Not that Odeh has any problem with Palestinian violence. In an interview with Israel Army Radio on October 6, 2015, Odeh was asked about that week’s Palestinian murders of U.S. citizen Eitam Henkin and his wife Na’ama. Their four young children, seated in the back of the Henkin family car, watched their parents being murdered. At first, Odeh avoided endorsing the murders, but then he added that Palestinians have “a right to struggle” against Israel. He cited the first Intifada as an example of “struggle” which is “fully justified.”
Pressed by the interviewer as to whether throwing rocks at Jews is legitimate, Odeh replied, “I always blame the occupation for being guilty. I cannot tell the nation how to struggle, where and which target to throw the rock. I do not put red lines on the Arab Palestinian nation.”
Israeli political figures from right to left denounced Odeh’s support for violence.
MK Itzik Shmuly (Zionist Union) said Odeh’s statements were “angering and disappointing.” I understand MK Shmuly’s anger. Many Israelis have been permanently maimed, and some even murdered, by Palestinian rock-throwers.
I wonder if anybody at the J Street conference remembers 64-year-old Alexander Levlovitz, who was driving through Jerusalem with two friends, on their way home from Rosh Hashanah dinner, when Palestinian rock-throwers caused his car to crash, killing him. I wonder if the J Street delegates recognize the names of U.S. citizen Asher Palmer and his young son, Yonatan. Terrorists’ rocks crashed through their front windshield, causing the car to crash and killing both Asher and Yonatan.
Rocks are not the only kind of violence that Odeh is comfortable with. In an interview with Al-Arabiya television March 4, 2016, Odeh was asked about the wave of Palestinian knife attacks against Israelis that was then raging. He replied, “We should examine our history and the history of the nations to determine strategies. There is no doubt that a popular intifada is most beneficial to the Palestinian people. I, from my place, cannot tell the Palestinian people how to resist.”
Sadly, J Street’s support for Odeh was not diminished by the fact that several representatives of his bloc last year paid a solidarity visit to the family of a Palestinian terrorist who murdered an American Jewish peace activist—in other words, someone from J Street’s own camp.
On Oct. 13, 2015, Baha Alyan and a fellow terrorist, armed with guns and knives, boarded a bus in Jerusalem. One of the passengers was 78-year-old Richard Lakin, a civil rights veteran from Connecticut. Lakin “taught English to Israeli and Palestinian children” in Jerusalem and “never missed a peace rally,” according to his rabbi. That’s the kind of resume that many J Streeters undoubtedly boast, as well.
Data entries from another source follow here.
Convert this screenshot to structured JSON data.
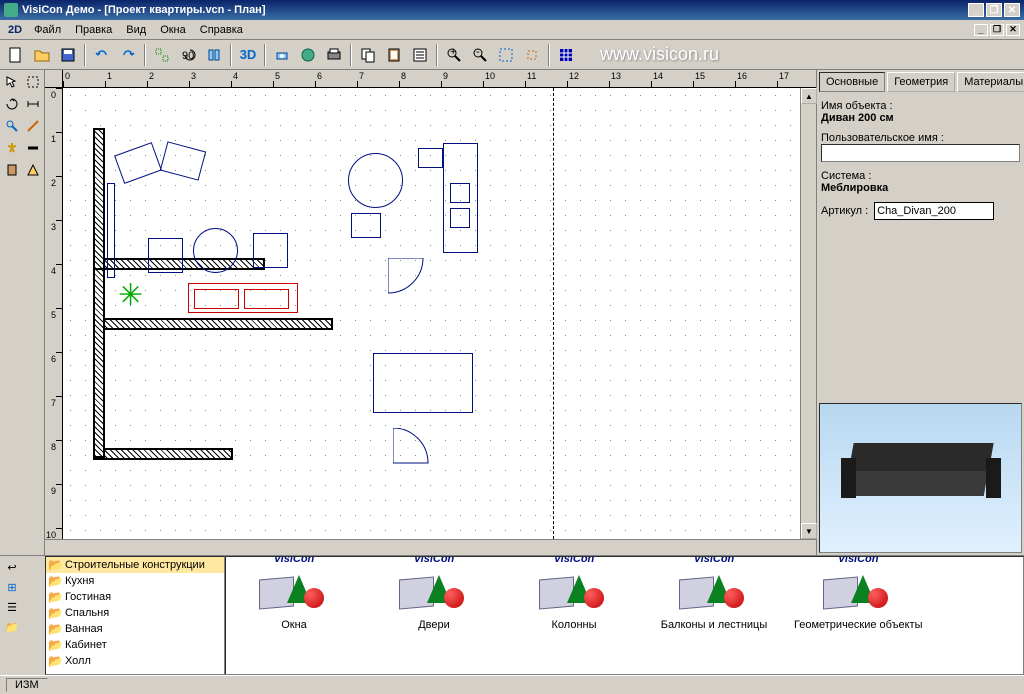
{
  "title": "VisiCon Демо - [Проект квартиры.vcn - План]",
  "mode_label": "2D",
  "menu": [
    "Файл",
    "Правка",
    "Вид",
    "Окна",
    "Справка"
  ],
  "btn3d": "3D",
  "url": "www.visicon.ru",
  "ruler_h": [
    "0",
    "1",
    "2",
    "3",
    "4",
    "5",
    "6",
    "7",
    "8",
    "9",
    "10",
    "11",
    "12",
    "13",
    "14",
    "15",
    "16",
    "17"
  ],
  "ruler_v": [
    "0",
    "1",
    "2",
    "3",
    "4",
    "5",
    "6",
    "7",
    "8",
    "9",
    "10"
  ],
  "tabs": {
    "main": "Основные",
    "geom": "Геометрия",
    "mat": "Материалы"
  },
  "props": {
    "name_label": "Имя объекта :",
    "name_value": "Диван 200 см",
    "user_label": "Пользовательское имя :",
    "user_value": "",
    "system_label": "Система :",
    "system_value": "Меблировка",
    "article_label": "Артикул :",
    "article_value": "Cha_Divan_200"
  },
  "tree": [
    {
      "label": "Строительные конструкции",
      "sel": true
    },
    {
      "label": "Кухня",
      "sel": false
    },
    {
      "label": "Гостиная",
      "sel": false
    },
    {
      "label": "Спальня",
      "sel": false
    },
    {
      "label": "Ванная",
      "sel": false
    },
    {
      "label": "Кабинет",
      "sel": false
    },
    {
      "label": "Холл",
      "sel": false
    }
  ],
  "catalog_brand": "VisiCon",
  "catalog": [
    "Окна",
    "Двери",
    "Колонны",
    "Балконы и лестницы",
    "Геометрические объекты"
  ],
  "status": "ИЗМ"
}
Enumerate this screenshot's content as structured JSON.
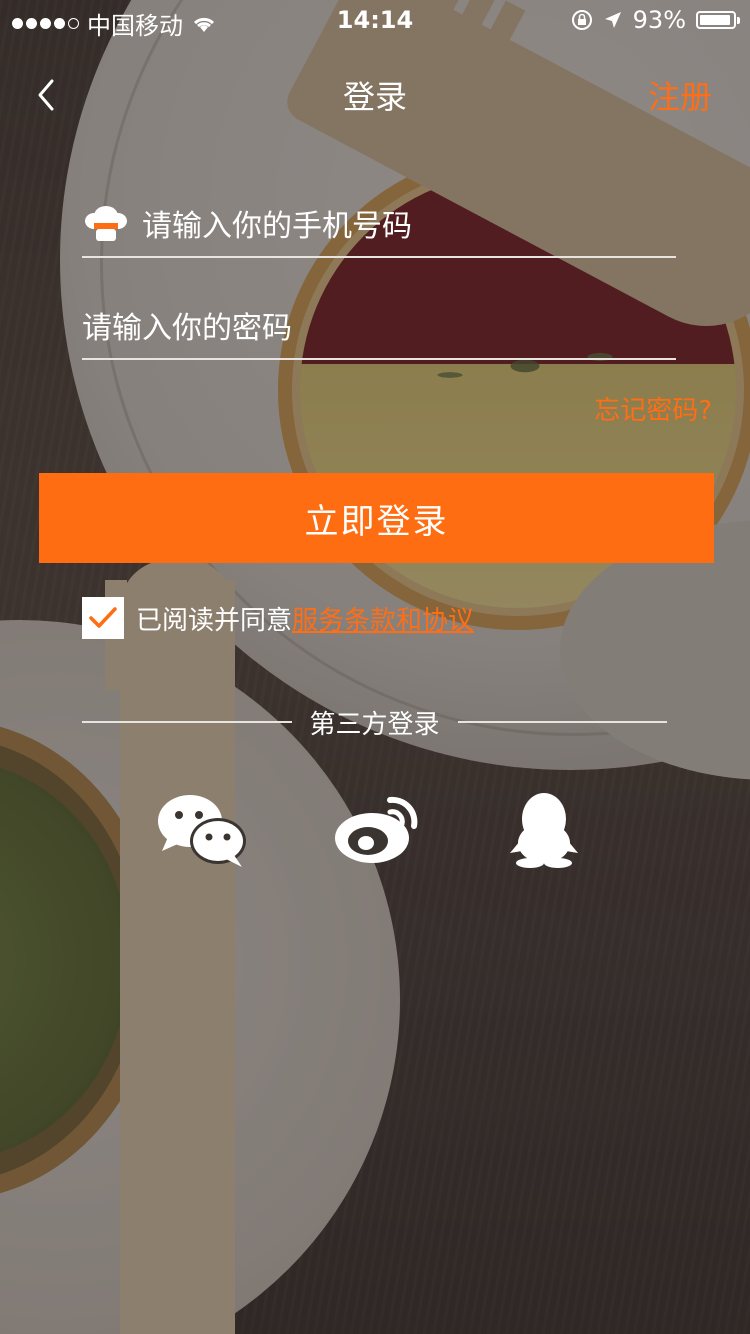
{
  "status_bar": {
    "carrier": "中国移动",
    "time": "14:14",
    "battery": "93%",
    "battery_level": 0.93,
    "signal_bars_filled": 4,
    "signal_bars_total": 5
  },
  "nav": {
    "title": "登录",
    "register": "注册",
    "back_icon": "chevron-left-icon"
  },
  "form": {
    "phone_placeholder": "请输入你的手机号码",
    "password_placeholder": "请输入你的密码",
    "forgot": "忘记密码?",
    "phone_icon": "chef-hat-icon"
  },
  "login_button": "立即登录",
  "agreement": {
    "checked": true,
    "text": "已阅读并同意",
    "link": "服务条款和协议"
  },
  "third_party": {
    "title": "第三方登录",
    "providers": [
      "wechat-icon",
      "weibo-icon",
      "qq-icon"
    ]
  },
  "colors": {
    "accent": "#ff6d12",
    "text": "#ffffff"
  }
}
In February 2016, three Knesset members from Odeh’s Joint Arab List decided to show their solidarity with Palestinian terrorism by meeting with members of dead terrorists’ families, including Baha Alyan’s father. Their action, which was denounced across the Israeli political spectrum, put party leader Odeh to the test. Would he penalize MKs Hanin Zoabi, Jamal Zahalka and Basel Ghattas for their pro-terrorist action? Would he at least condemn them? Not at all. Ayman Odeh, the beloved speaker at the J Street conference, was not bothered in the least by his comrades’ pro-terror stance.
Did even one J Street official ask Odeh about Richard Lakin? Did even one delegate to the conference wonder why they were applauding a man who refused to penalize or even criticize supporters of Lakin’s killer?
In a recent article, I wrote about another Odeh (I have no idea if the two are in any way related)—Rasmea Odeh, the convicted murderer of two Israeli college students. I asked how the mainstream American Jewish left would respond to the news that Rasmea will be speaking at the upcoming national conference of a Jewish anti-Zionist group, Jewish Voice for Peace. I called on Jewish doves to distance themselves from Arab terrorists such as Rasmeah Odeh. Not only did they not do so, but now one of them, J Street, has itself openly embraced another terror supporter. What a tragedy!
Stephen M. Flatow, a vice president of the Religious Zionists of America, is an attorney in New Jersey and the father of Alisa Flatow, who was murdered in an Iranian-sponsored Palestinian terrorist attack in 1995.